Für den feministischen Diskurs bleibt zentral, das fatale Dreieck von Militarismus, Kapitalismus und Patriarchat aufzubrechen: Erziehung zu Frieden und Gleichberechtigung, im Kampf gegen geschlechtsspezifische Gewalt und militarisierte Männlichkeit. Die im Jahr 2000 verabschiedete Frauen-Frieden-Sicherheitsagenda goss dies in ein Konzept, das Protektion, Partizipation und Prävention zusammenband. Wie bitter, wenn nun ausgerechnet eine feministische Außenpolitikerin davon spricht »Krieg gegen Russland« zu führen.

Kriegswirtschaft – Waffenlieferungen – Profite

Die Höhe der Waffenlieferungen an die Ukraine belief sich auf 22,9 Mrd. Euro durch die USA, Deutschland gab 2,34 Mrd. Euro aus. Dazu kommt für Deutschland ein Sondervermögen von 100 Mrd. Euro für die Bundeswehr, für das bereits eine weitere massive Erhöhung veranschlagt wird. Über die »Europäische Friedensfazilität« wurden 2022 3,1 Mrd. Euro für Waffen an die Ukraine bezahlt. Nun soll die nächste Tranche mit weiteren 500 Mio. beschlossen werden.

»An der Börse dürften die Panzerfestspiele wohl erst mal weitergehen« (so die Süddeutsche Zeitung vom 28./29.1.2023), mit bis zu 350 Millionen mehr Umsatz im Jahr für Rheinmetall. Die Aktie schnellte seit dem 24.2.22 von 97 Euro auf 290 Euro ein Jahr später. Das Programm des neuen deutschen Verteidigungsministers Pistorius verspricht »mehr Leopard, mehr großkalibrige Munition, mehr Rüstungsindustrie in Deutschland und vielleicht die Wiedereinführung der Wehrpflicht«. Dafür wird er als Mann der Tat gelobt.

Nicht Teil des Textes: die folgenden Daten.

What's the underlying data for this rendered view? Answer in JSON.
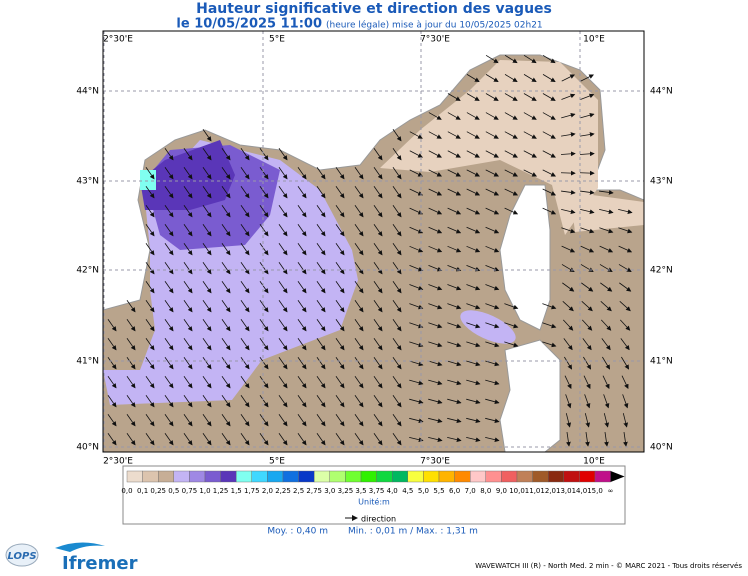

Es bleibt die Frage »Wem nützt denn der Krieg, den Fabrikanten von Flinten und Kanonen …?«, so Zetkin in ihrem Vertrauen auf den Sozialismus als künftigem Menschheitsfrieden. 1915 fordert Lida Gustava Heymann »die Wirtschaft soll den Bedürfnissen der Menschen und nicht von Profit und Privilegien dienen«. »Die globalisierte Wirtschaft und der globalisierte Krieg bringen Widersprüche hervor, die in diesem System nicht zu lösen sind, wir müssen deshalb immer die Frage stellen: wem nützen diese Kriege und wem schaden sie?« postulierte Maria Mies.

Dieselben Fragen stellte gerade wieder Brigadegeneral a.D. Erich Vad in einem Interview in Emma: »Will man mit den Lieferungen der Panzer Verhandlungsbereitschaft erreichen? Will man damit den Donbass oder die Krim zurückerobern? Oder will man Russland gar ganz besiegen? Es gibt keine realistische End-State-Definition. Und ohne ein politisch strategisches Gesamtkonzept sind Waffenlieferungen Militarismus pur.«

Diplomatie und Dissidenz – raus aus der Kriegslogik!

Es gibt also kein wirkliches Ausstiegsszenario, keinen ausdrücklichen Willen zu einer schnellen Beendigung des Krieges und zu Verhandlungen, zu wenig ernsthafte Bemühungen um einen Waffenstillstand – dafür einen Über-bietungswettbewerb der »Willigen«.

Wenn Pazifismus »als ferner Traum« (so der deutsche Wirtschaftsminister Habeck) bezeichnet wird und uns die Zumutung zerreibt, zwischen Freiheit und Frieden abzuwägen, bleibt uns trotzdem nur die Forderung nach Abrüstung zu der auch die Unterzeichnung des Atomwaffenverbotsvertrags TPNW gehört. Mit Netzwerken von Friedenssüchtigen bleiben wir dabei, konstruktive Vorschläge zu unterstützen und in den politischen Diskurs einzuspeisen als Beiträge zur Auflösung von Sprachlosigkeit und Feindbildern.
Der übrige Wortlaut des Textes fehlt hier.